The Holy Ground – Songs, Sailors, and Women of Easy Virtue

I am every fond of the Irish sea song “Holy Ground”.  The song is about a sailor bound for sea, leaving his lady love and hoping to return. “And still I live in hope to see the Holy Ground once more..” It is also known as the “Cobh shanty”, and indeed the “Holy Ground” is a neighborhood in the Irish port of Cobh.

This brought to mind the notorious area neighborhood in colonial New York, known for its high class brothels, also known as the “Holy Ground”.   It made me wonder whether there was more to the “Holy Ground” than one might first imagine.

The Wikipedia entry for the  Irish “Holy Ground” notes: “The name is ironic, the piece of ground known as the Holy Ground was once the town’s red-light district in the 19th century when the town, then known as Queenstown, was a major stopping point for ships crossing the Atlantic and had a large throughput of seafarers.”

And regarding the New York “Holy Ground”, From City of Eros:

“The most prominent prostitution district after 1770 and into the early nineteenth century was the famed “Holy Ground.”  In the two blocks along Church, Vesey, and Barclay streets, the city’s most expensive “houses of debauchery” prospered on land owned by the Episcopal church and adjacent to King’s College (later Columbia University). On the eve of the Revolution, one observer remarked that over five hundred “ladies of pleasure [kept] lodgings contiguous within the consecrated liberties of Sr. Paul’s [Chapel].”  

There is nothing surprising that prostitutes and sailors might frequent the same neighborhoods.  I have long thought that the claim that prostitution is the “oldest profession” is obviously wrong.  After all how could the ladies practice their profession without a pre-existing sailor?  Sort a chicken and egg problem involving who gets laid, so to speak. (Sorry.)

But what of the “holy ground”? Is it a coincidence that the Cobh “holy ground” and the New York “holy ground” were both red-light districts?  Cassell’s Dictionary of Slang suggests that the “holy ground” was slang for a red light district at least as early as the 19th century.   Brewer’s Britain & Ireland identifies it as 18th century slang for a criminal slum or red-light district.

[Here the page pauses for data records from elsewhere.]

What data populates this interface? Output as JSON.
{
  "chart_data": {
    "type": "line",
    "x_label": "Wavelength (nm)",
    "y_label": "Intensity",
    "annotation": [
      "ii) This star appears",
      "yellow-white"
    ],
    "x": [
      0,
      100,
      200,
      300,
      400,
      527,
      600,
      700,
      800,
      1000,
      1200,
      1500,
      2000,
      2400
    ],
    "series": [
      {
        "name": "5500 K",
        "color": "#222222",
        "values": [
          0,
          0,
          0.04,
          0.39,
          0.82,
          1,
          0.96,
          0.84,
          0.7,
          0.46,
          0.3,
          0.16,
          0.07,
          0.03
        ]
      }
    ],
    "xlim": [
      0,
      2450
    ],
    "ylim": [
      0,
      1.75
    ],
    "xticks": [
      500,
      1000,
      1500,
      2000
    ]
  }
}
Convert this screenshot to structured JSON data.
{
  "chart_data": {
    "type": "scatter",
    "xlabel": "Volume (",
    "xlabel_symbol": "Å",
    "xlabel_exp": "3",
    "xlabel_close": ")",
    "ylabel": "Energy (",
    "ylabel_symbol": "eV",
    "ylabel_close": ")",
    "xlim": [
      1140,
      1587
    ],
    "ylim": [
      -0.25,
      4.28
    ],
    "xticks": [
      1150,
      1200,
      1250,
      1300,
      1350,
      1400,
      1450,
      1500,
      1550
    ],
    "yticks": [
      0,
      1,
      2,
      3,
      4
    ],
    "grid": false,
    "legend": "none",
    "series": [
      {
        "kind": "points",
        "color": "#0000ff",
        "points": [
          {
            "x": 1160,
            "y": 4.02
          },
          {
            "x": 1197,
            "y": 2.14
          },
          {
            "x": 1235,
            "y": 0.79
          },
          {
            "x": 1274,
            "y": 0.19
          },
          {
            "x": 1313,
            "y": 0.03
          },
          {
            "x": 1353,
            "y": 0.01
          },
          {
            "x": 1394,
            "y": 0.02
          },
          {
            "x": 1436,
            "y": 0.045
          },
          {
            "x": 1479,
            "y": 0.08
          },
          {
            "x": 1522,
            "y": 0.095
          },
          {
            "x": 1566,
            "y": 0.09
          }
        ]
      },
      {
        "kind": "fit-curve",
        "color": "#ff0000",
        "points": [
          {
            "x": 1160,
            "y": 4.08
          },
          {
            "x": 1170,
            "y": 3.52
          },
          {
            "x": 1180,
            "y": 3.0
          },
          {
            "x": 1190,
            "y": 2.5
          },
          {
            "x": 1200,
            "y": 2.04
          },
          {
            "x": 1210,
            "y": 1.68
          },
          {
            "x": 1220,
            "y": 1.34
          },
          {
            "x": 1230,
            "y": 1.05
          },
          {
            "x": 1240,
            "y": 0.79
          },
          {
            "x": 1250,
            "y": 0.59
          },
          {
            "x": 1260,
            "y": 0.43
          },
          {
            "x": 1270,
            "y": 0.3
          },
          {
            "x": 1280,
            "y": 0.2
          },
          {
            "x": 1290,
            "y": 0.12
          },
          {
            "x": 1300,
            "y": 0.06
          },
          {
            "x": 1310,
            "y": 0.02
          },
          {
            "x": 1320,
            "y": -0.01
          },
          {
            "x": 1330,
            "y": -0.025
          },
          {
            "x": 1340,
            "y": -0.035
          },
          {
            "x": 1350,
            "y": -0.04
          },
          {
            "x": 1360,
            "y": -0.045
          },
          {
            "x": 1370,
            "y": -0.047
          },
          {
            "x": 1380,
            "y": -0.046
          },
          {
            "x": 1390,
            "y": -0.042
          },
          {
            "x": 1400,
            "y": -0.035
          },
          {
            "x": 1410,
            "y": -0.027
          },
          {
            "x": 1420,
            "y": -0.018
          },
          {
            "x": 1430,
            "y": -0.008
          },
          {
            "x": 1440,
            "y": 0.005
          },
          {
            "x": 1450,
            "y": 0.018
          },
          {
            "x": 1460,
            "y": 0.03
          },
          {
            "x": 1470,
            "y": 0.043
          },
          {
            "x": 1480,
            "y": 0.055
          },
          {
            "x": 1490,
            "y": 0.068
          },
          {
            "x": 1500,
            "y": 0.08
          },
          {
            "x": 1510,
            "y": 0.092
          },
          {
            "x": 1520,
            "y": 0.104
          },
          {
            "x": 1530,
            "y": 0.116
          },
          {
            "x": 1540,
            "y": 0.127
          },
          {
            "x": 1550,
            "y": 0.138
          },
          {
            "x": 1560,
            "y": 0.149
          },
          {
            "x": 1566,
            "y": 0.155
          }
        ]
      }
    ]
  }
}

It also references a tie to the church.  The “holy ground” could also refer to “an area within church jurisdiction in which villains or persecuted people could gain sanctuary. The slums and criminal ghettos were often impervious to the law.”    The Routledge Dictionary of Historical Slang  mentions a pre-1819 chant, “For we are the boys of the ‘holy ground’, and we’ll dance upon nothing, and turn us around.”   The “holy ground” or “holy land” could also be a reference to a Jewish slum.  The “holy ground” was apparently a place for outcasts. No wonder sailors felt at home.

There might also be a course double-entendre in the “holy ground”.  In Liverpool slang a “holesaler” is a brothel keeper.  Holey ground, perhaps?

The primary Biblical reference to the “holy ground” is in the story of Moses and the burning bush in Exodus 3-2,5:

“And the angel of the LORD appeared unto him in a flame of fire out of the midst of a bush: and he looked, and, behold, the bush burned with fire, and the bush was not consumed…. And he said, Draw not nigh hither: put off thy shoes from off thy feet, for the place whereon thou standest is holy ground.” 

Returning to the musical, there are numerous Christian songs of the same or similar names.  One “praise song” This is Holy Ground includes the lyrics “These are holy hands” and “These are holy lips”.  Sounds remarkably like they might be referring, if unintentionally, to the sailor’s “holy ground.”

Here is a link to the Dubliners performing the Holy Ground.

Fare thee well, my lovely Dinah, a thousand times adieu.
We are bound away from the Holy Ground and the girls we love so true.
We’ll sail the salt seas over and we’ll return once more,
And still I live in hope to see the Holy Ground once more.